Part 4: The Design Document
Continuing with the detailed project from W3 Assignment 2, where you documented user goals, this week, you will develop a paper prototype for the design of your proposed application, which can be tested. The prototype should demonstrate the following:
An understanding of user needs
A data analysis of user needs
The task analysis and decision tree
The prototype should be on paper or use index cards to represent starts and screens.
Click here to view a video sample.
Conduct testing on the paper prototype through appropriate task scenarios and storyboards.
Document the results of your testing.
Additionally, begin assembling your professional design document.
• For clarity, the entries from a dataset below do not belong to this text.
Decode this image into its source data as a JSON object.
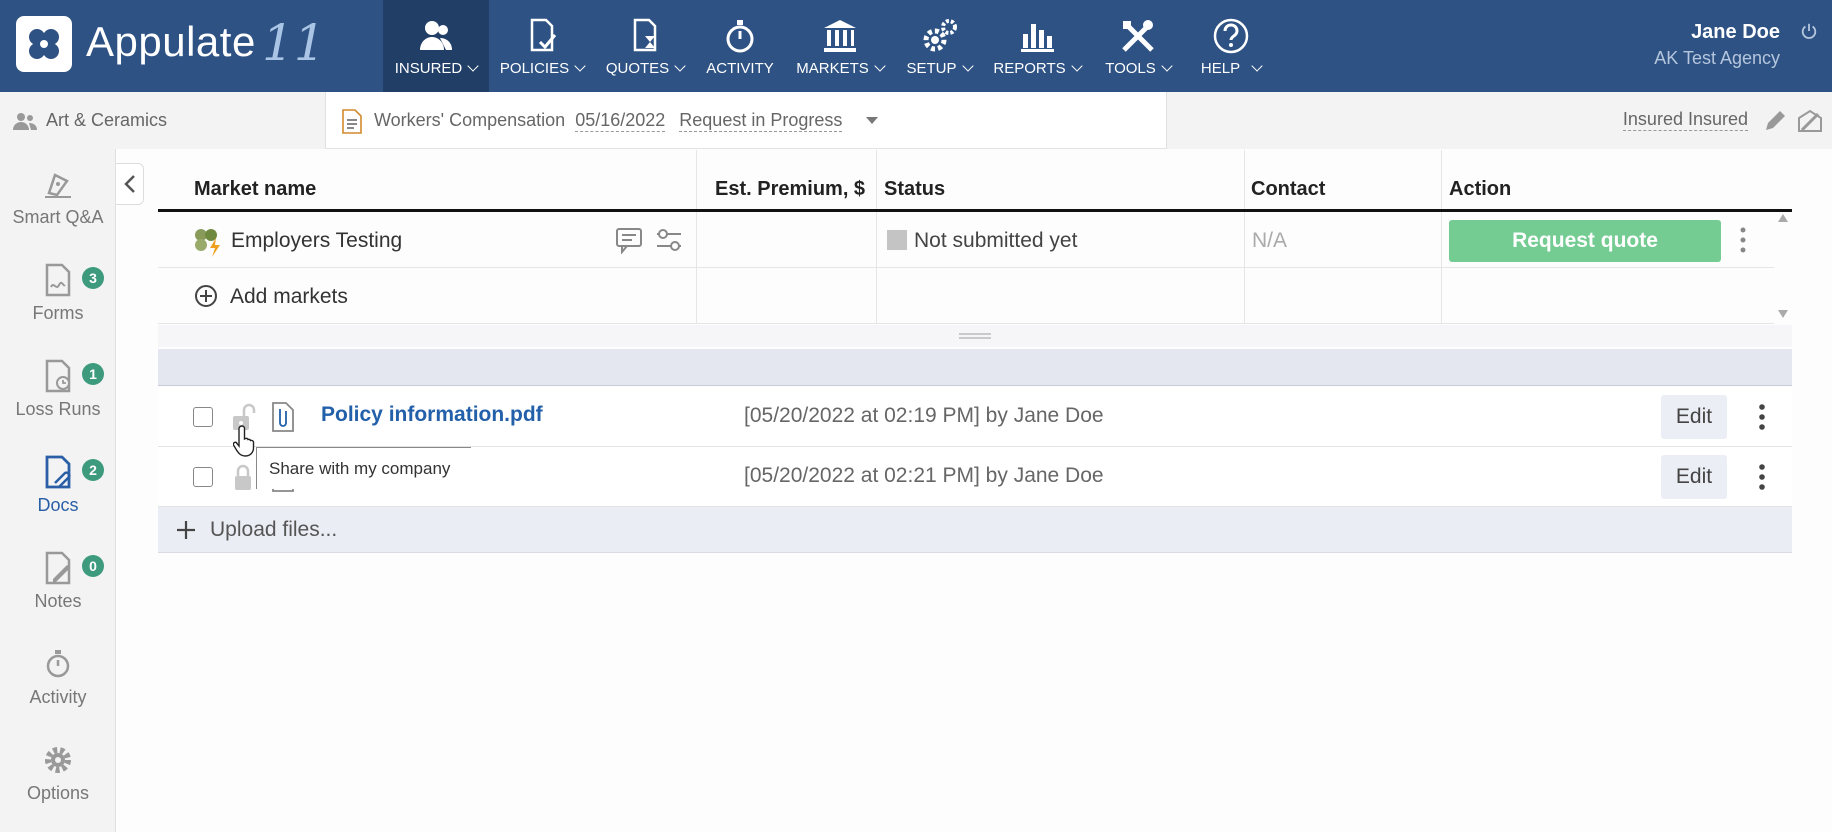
{
  "app": {
    "brand": "Appulate",
    "version_glyph": "11"
  },
  "nav": [
    {
      "label": "INSURED",
      "icon": "users-icon",
      "dropdown": true,
      "active": true
    },
    {
      "label": "POLICIES",
      "icon": "policy-check-icon",
      "dropdown": true
    },
    {
      "label": "QUOTES",
      "icon": "quote-hourglass-icon",
      "dropdown": true
    },
    {
      "label": "ACTIVITY",
      "icon": "stopwatch-icon",
      "dropdown": false
    },
    {
      "label": "MARKETS",
      "icon": "bank-icon",
      "dropdown": true
    },
    {
      "label": "SETUP",
      "icon": "gears-icon",
      "dropdown": true
    },
    {
      "label": "REPORTS",
      "icon": "bar-chart-icon",
      "dropdown": true
    },
    {
      "label": "TOOLS",
      "icon": "tools-icon",
      "dropdown": true
    },
    {
      "label": "HELP",
      "icon": "help-icon",
      "dropdown": true
    }
  ],
  "user": {
    "name": "Jane Doe",
    "agency": "AK Test Agency"
  },
  "subheader": {
    "insured": "Art & Ceramics",
    "policy_type": "Workers' Compensation",
    "date": "05/16/2022",
    "status": "Request in Progress",
    "right_label": "Insured Insured"
  },
  "sidebar": [
    {
      "label": "Smart Q&A",
      "icon": "pen-nib-icon",
      "badge": null
    },
    {
      "label": "Forms",
      "icon": "forms-icon",
      "badge": "3"
    },
    {
      "label": "Loss Runs",
      "icon": "loss-runs-icon",
      "badge": "1"
    },
    {
      "label": "Docs",
      "icon": "docs-icon",
      "badge": "2",
      "active": true
    },
    {
      "label": "Notes",
      "icon": "notes-icon",
      "badge": "0"
    },
    {
      "label": "Activity",
      "icon": "stopwatch-icon",
      "badge": null
    },
    {
      "label": "Options",
      "icon": "gear-icon",
      "badge": null
    }
  ],
  "markets": {
    "columns": [
      "Market name",
      "Est. Premium, $",
      "Status",
      "Contact",
      "Action"
    ],
    "rows": [
      {
        "name": "Employers Testing",
        "premium": "",
        "status": "Not submitted yet",
        "contact": "N/A",
        "action": "Request quote"
      }
    ],
    "add_label": "Add markets"
  },
  "docs": [
    {
      "name": "Policy information.pdf",
      "meta": "[05/20/2022 at 02:19 PM] by Jane Doe",
      "edit": "Edit"
    },
    {
      "name": "",
      "meta": "[05/20/2022 at 02:21 PM] by Jane Doe",
      "edit": "Edit"
    }
  ],
  "upload_label": "Upload files...",
  "tooltip": "Share with my company",
  "colors": {
    "nav_bg": "#2d5283",
    "accent_green": "#74cc93",
    "badge": "#3e9a7d",
    "link": "#2360aa"
  }
}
Create a Microsoft Word document that will include:
Your target audience
The results of your testing the prototype
Plan for evaluation
Approach the project as a portfolio project suitable for submission for a professional position as a mobile designer. There is no page or word limit, but the assignment will be evaluated based on the quality of work and thought.
Course Project—Part 5: Analysis of Design
Using the skills you have studied and developed in the course, complete the following tasks:
• Work with a classmate and provide a detailed critical analysis of the design document presented by the classmate. You could use Google Docs to share your design documents with each other and your instructor. Click here to go to Google Drive, where you may create and share your documents.
• Present a completely commented analysis of the design document.
• At the bottom of the design document, include “future directions” for your classmate’s design.
• Include the link to a Google Drive presentation to illustrate what your Microsoft Word document states.